The NDP has long had MPs willing to criticize Israel -- Svend Robinson and Libby Davis being the most prominent examples. But since Mulcair became leader criticism of Israel, or even talk about the issue has all but evaporated. Mulcair describes himself as an ardent supporter of Israel, "in all situations, in all circumsatnces." During the attack, NDP MP Alex Boulerice circulated a petition calling on Israel to end the occupation and siege. Davis posted her condemnation of the civilian death toll on social media, but largely remained silent compared to her past statements on the issue. After a protest outside her constituency office Meagan Leslie released a statement that condemned Israel's illegal settlements and expressed outrage at the civilian deaths in Gaza, without condemning Israel's role in killing those civilians.

By the end of the summer one NDP MP quit over the party's "excessively pro-Israel stance on the current conflict in Gaza." The NDP, which has mostly been silent on the issue of late, has not altered its basic position from last summer. 

The Green Party in the summer of 2014 passed a resolution condemning Israel's illegal settlements. But during the attack the Green Party posted a statement from their party president, Paul Estrin, which condemned Palestinians for their own suffering. Estrin, under pressure from inside and outside the party, resigned. Elizabeth May, who backed the resolution condemning Israel's illegal settlements, is at best an opportunist on the issue. She blames Hamas for the conflict, condemns any boycotts of Israel, praises the Jewish National Fund (which is one the major mechanisms for settlement expansion), and she declares herself a strong supporter of Israel.

When terrorists killed eight journalists and cartoonists at the satirical French magazine Charlie Hebdo this past winter all the major parties condemned the assault on freedom of speech. When Israel murdered 15 journalists during Operation Protective Edge not one politician in Canada condemned Israel’s silencing of free speech. The hypocrisy of Canadian politicians runs deep.      

All three major parties offer Israel uncritical support. They are silent on Israel's numerous war crimes, and violations of UN resolutions and international law. They are silent on the regular and racist practices within Israel. If and when they do acknowledge human suffering by Palestinians they either fail to mention who causes it or blame Hamas. Most importantly they ignore the occupation and blockade, and the day-to-day suffering they impose. It is the occupation that is at the root of the problem and any statement or perspective that doesn’t acknowledge this is nothing short of pro-Israeli propaganda. No two-state solution, one-state solution or peace can exist as long as the Israeli settlement project in the West Bank and the blockade of Gaza continues.

The most recent polling (done before the conflict last summer) shows that Canadians are evenly split in their support for Israel or the Palestinians. However, our political class doesn't reflect that. The NDP has little to lose and much to gain from taking a strong stance against Israeli aggression and the occupation.
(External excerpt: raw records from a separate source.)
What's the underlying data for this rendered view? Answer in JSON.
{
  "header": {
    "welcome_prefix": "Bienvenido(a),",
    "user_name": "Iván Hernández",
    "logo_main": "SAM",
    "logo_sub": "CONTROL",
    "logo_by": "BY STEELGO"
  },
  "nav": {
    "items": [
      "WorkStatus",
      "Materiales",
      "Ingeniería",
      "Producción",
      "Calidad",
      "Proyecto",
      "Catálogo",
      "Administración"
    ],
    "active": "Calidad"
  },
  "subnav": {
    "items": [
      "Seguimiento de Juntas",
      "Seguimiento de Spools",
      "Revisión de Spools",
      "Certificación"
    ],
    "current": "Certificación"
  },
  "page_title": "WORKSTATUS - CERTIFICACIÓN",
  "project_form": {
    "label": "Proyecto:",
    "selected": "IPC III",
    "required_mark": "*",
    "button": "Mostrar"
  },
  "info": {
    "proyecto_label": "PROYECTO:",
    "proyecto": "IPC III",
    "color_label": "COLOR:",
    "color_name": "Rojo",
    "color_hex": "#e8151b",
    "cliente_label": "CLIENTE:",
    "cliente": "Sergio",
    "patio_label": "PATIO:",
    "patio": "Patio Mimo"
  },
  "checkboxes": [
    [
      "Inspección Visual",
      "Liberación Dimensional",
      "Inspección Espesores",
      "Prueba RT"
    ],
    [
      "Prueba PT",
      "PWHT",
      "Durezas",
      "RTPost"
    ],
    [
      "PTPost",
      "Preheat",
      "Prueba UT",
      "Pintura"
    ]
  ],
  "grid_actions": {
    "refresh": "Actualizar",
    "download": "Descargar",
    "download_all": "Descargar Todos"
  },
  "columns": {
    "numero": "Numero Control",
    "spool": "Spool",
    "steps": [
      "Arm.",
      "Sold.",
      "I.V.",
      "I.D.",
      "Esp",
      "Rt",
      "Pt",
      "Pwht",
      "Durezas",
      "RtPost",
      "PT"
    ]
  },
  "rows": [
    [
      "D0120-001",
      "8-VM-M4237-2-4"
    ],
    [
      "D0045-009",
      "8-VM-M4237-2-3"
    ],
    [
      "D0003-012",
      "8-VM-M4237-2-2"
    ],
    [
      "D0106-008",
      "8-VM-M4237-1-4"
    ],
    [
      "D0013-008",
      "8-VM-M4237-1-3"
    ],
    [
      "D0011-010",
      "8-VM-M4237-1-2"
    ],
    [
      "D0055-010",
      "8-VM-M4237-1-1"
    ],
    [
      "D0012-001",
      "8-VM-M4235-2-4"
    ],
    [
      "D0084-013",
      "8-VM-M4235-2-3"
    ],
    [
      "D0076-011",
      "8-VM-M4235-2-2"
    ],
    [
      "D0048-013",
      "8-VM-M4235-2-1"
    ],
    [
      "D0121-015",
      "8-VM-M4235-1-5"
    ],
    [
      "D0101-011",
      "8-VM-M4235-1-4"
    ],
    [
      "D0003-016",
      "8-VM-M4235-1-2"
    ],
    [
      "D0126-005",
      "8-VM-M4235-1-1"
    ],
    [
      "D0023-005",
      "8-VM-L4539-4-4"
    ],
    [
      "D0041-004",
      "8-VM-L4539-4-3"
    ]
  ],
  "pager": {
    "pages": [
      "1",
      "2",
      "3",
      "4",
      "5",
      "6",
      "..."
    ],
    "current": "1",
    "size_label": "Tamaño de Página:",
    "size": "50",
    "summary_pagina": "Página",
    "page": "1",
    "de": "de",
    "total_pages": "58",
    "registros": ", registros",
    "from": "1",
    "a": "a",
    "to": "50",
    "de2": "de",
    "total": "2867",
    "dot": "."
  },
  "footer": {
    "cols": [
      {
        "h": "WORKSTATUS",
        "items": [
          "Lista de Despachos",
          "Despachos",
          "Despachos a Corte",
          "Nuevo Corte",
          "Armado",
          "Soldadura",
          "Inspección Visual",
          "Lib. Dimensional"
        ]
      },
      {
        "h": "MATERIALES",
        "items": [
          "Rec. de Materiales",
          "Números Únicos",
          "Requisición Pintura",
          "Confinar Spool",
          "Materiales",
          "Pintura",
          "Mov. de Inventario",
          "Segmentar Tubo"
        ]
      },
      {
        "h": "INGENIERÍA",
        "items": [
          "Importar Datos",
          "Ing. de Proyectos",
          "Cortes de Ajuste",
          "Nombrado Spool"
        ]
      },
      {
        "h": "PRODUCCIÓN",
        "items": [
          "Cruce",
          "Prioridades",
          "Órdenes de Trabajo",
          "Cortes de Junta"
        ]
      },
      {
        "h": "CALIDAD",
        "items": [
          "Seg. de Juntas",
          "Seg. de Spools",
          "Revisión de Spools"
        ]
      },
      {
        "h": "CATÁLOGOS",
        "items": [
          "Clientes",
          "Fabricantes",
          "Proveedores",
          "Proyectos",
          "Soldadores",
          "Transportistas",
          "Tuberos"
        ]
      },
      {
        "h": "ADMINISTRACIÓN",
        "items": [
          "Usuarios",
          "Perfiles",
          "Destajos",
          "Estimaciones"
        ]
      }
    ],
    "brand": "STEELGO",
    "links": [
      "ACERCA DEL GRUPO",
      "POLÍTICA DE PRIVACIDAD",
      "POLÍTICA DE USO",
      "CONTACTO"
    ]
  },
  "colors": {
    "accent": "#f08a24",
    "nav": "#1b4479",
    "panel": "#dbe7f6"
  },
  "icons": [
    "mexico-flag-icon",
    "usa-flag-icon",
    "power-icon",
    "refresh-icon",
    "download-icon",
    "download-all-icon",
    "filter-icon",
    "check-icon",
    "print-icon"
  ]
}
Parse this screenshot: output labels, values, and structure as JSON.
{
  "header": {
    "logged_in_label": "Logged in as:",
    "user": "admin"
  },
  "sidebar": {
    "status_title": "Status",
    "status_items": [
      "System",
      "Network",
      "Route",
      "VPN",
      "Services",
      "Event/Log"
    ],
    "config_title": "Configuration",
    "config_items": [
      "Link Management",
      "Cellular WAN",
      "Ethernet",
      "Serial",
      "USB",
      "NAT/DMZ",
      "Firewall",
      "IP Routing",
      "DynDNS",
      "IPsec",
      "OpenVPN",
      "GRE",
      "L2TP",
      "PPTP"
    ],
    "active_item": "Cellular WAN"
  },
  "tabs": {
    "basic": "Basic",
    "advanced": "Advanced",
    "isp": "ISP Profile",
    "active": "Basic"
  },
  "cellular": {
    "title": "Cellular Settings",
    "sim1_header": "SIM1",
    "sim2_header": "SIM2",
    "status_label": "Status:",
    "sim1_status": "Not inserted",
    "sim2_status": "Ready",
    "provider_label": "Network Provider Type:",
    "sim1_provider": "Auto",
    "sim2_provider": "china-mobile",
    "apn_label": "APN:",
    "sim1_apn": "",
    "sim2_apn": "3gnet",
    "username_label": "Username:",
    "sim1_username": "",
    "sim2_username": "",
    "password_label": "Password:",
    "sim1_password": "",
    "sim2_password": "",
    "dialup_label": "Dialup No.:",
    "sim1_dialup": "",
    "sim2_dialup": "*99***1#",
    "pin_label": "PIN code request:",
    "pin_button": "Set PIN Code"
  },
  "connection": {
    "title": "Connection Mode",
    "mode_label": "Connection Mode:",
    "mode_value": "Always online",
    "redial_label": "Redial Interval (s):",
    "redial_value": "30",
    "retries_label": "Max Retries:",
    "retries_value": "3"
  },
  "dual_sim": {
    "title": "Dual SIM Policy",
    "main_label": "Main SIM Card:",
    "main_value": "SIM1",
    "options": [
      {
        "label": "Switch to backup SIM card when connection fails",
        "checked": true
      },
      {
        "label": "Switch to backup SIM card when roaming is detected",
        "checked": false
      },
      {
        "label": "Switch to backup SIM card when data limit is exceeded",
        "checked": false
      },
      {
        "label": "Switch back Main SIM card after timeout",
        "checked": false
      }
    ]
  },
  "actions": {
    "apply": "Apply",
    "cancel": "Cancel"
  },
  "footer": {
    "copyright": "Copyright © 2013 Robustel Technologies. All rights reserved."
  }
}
By monopolizing this open political space they can give voice to those seeking justice for Palestine and also help shift the public debate. Of course, the point isn't that the NDP should do something because it is politically opportune, but rather because it is the principled thing to do.  

With the federal election coming up it is time for the political consensus on this issue to be broken. When local candidates come knocking, demand answers. If they don't have any good ones tell them to hit the road. During local candidate debates speak up on the issue -- not just to pressure politicians, but to ensure the issue is aired to a wider audience. 

The massive solidarity demonstrations that have sprung up in response to Israel's numerous attacks on Gaza in recent years are heartening. The Palestinian solidarity movement has won impressive gains in the call for boycott, divestment and sanctions against Israel. The debate has shifted, but our political leaders remain on the wrong side of history. 

The all-party consensus on Israel/Palestine is a consensus on slaughter, a consensus written in blood. It operates on silence, fear and half-truths and only by speaking up can we end it.